La désignation est un acte d'organisation interne, mais elle emporte des obligations personnelles lourdes pour celui qui la reçoit.

Aspect Détail
Formalisation Aucune forme imposée ; la désignation est utile dans la procédure interne, dont les modalités doivent être portées à la connaissance du personnel (art. 7 (1), 6°)
Confidentialité Interdiction de divulguer l'identité de l'auteur sans son consentement exprès (art. 22 (1))
Sanction de la divulgation L'atteinte à la confidentialité expose à une amende administrative de 1 500 à 250 000 euros (art. 18 (5))
Suppléance Non prévue par la loi, mais rendue nécessaire par l'exigence d'impartialité lorsque le désigné est concerné par le signalement
Prestataire externe Reste soumis à l'article 7 (1) ; l'entité demeure débitrice du retour d'information et de la remédiation
Consultation du personnel Non imposée par la loi ; l'avis de la délégation s'impose si la désignation est intégrée au règlement intérieur (L.414-3 (1), 2°)

Pratiques et recommandations

Confier le canal au responsable des ressources humaines est le choix le plus courant et le plus fragile. Une part importante des signalements internes met en cause un supérieur hiérarchique, parfois la direction elle-même, et l'instructeur se retrouve à statuer sur son propre périmètre. Nommer dès la procédure un suppléant rattaché à une autre fonction coûte une ligne et désamorce la contestation d'impartialité.

L'impartialité ne se confond pas avec l'indépendance. Rien n'interdit qu'un salarié subordonné instruise un signalement, à condition qu'il n'ait aucun intérêt personnel dans l'affaire. En revanche, l'habitude d'informer « pour transparence » un membre du comité de direction non désigné constitue une atteinte à la confidentialité, sanctionnée par une amende administrative pouvant atteindre 250 000 euros.

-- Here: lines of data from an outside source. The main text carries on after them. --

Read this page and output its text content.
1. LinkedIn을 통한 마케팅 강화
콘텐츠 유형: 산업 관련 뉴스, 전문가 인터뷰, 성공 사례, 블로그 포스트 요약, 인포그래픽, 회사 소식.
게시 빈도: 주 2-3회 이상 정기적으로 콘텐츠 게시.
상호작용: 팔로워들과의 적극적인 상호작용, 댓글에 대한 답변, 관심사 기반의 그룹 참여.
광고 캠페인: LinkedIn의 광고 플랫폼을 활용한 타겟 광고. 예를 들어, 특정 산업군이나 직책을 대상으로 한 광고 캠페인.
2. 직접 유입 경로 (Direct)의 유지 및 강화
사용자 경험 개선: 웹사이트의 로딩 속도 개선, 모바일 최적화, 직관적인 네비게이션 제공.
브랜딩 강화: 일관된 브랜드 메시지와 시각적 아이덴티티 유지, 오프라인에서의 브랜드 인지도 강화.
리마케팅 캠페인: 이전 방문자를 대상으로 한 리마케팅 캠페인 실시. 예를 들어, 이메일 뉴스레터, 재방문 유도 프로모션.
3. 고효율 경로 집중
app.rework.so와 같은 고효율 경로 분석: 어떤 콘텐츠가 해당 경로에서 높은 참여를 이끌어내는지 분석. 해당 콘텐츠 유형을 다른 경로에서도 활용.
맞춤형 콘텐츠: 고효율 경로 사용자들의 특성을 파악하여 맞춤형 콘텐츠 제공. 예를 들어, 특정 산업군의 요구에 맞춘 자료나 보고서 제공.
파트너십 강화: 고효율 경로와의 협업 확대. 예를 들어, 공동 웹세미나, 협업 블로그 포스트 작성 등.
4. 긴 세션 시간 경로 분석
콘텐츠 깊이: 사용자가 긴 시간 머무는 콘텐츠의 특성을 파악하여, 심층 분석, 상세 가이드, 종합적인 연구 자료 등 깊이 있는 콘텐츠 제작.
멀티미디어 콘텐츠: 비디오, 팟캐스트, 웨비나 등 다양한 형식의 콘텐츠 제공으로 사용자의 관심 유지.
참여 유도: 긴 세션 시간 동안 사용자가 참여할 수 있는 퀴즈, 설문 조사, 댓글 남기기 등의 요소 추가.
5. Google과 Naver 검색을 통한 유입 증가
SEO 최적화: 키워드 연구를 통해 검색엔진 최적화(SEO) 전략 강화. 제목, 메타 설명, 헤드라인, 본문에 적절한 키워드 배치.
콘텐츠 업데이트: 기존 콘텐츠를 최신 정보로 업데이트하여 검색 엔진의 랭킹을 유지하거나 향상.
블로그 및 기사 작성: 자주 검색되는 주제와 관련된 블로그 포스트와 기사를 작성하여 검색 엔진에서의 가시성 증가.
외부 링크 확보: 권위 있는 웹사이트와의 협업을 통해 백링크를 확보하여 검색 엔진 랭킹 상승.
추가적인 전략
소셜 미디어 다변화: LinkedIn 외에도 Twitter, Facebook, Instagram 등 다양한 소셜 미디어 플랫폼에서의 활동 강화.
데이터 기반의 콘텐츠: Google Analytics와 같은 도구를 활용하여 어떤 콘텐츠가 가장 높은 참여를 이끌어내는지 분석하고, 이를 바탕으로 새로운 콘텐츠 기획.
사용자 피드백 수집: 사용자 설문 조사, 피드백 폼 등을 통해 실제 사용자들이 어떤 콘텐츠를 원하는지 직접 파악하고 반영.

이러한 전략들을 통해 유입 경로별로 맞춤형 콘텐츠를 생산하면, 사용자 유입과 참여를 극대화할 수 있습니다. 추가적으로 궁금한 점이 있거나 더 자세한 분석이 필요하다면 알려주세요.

Le mandat donné à un prestataire transfère la gestion, jamais la responsabilité : l'entité reste tenue du retour d'information et de la remédiation. Le contrat gagne à fixer un délai interne de transmission des signalements reçus, faute de quoi les sept jours de l'accusé de réception s'écoulent chez le prestataire pendant que l'entreprise ignore tout du dossier.

Cadre juridique

Référence Objet
Loi du 16 mai 2023, art. 6 (4) Gestion du canal en interne par une personne ou un service désigné, ou en externe par un tiers mandaté
Loi du 16 mai 2023, art. 7 (1), 1° Canal empêchant l'accès des membres du personnel non autorisés
Loi du 16 mai 2023, art. 7 (1), 3° et 4° Désignation d'une personne ou d'un service impartial et suivi diligent
Loi du 16 mai 2023, art. 22 (1) Devoir de confidentialité sur l'identité de l'auteur de signalement
Loi du 16 mai 2023, art. 18 (5) Amende administrative de 1 500 à 250 000 euros pour atteinte à la confidentialité
Art. L.414-3 (1), 2° du Code du travail Avis de la délégation sur le règlement intérieur, si la procédure y est intégrée

Note

La loi exige un instructeur impartial et compétent, sans imposer ni fonction, ni rattachement, ni indépendance organique. L'impartialité s'apprécie dossier par dossier, ce qui suppose une solution de remplacement lorsque le désigné est lui-même concerné. Externaliser la gestion du canal ne déplace jamais la responsabilité de l'entité.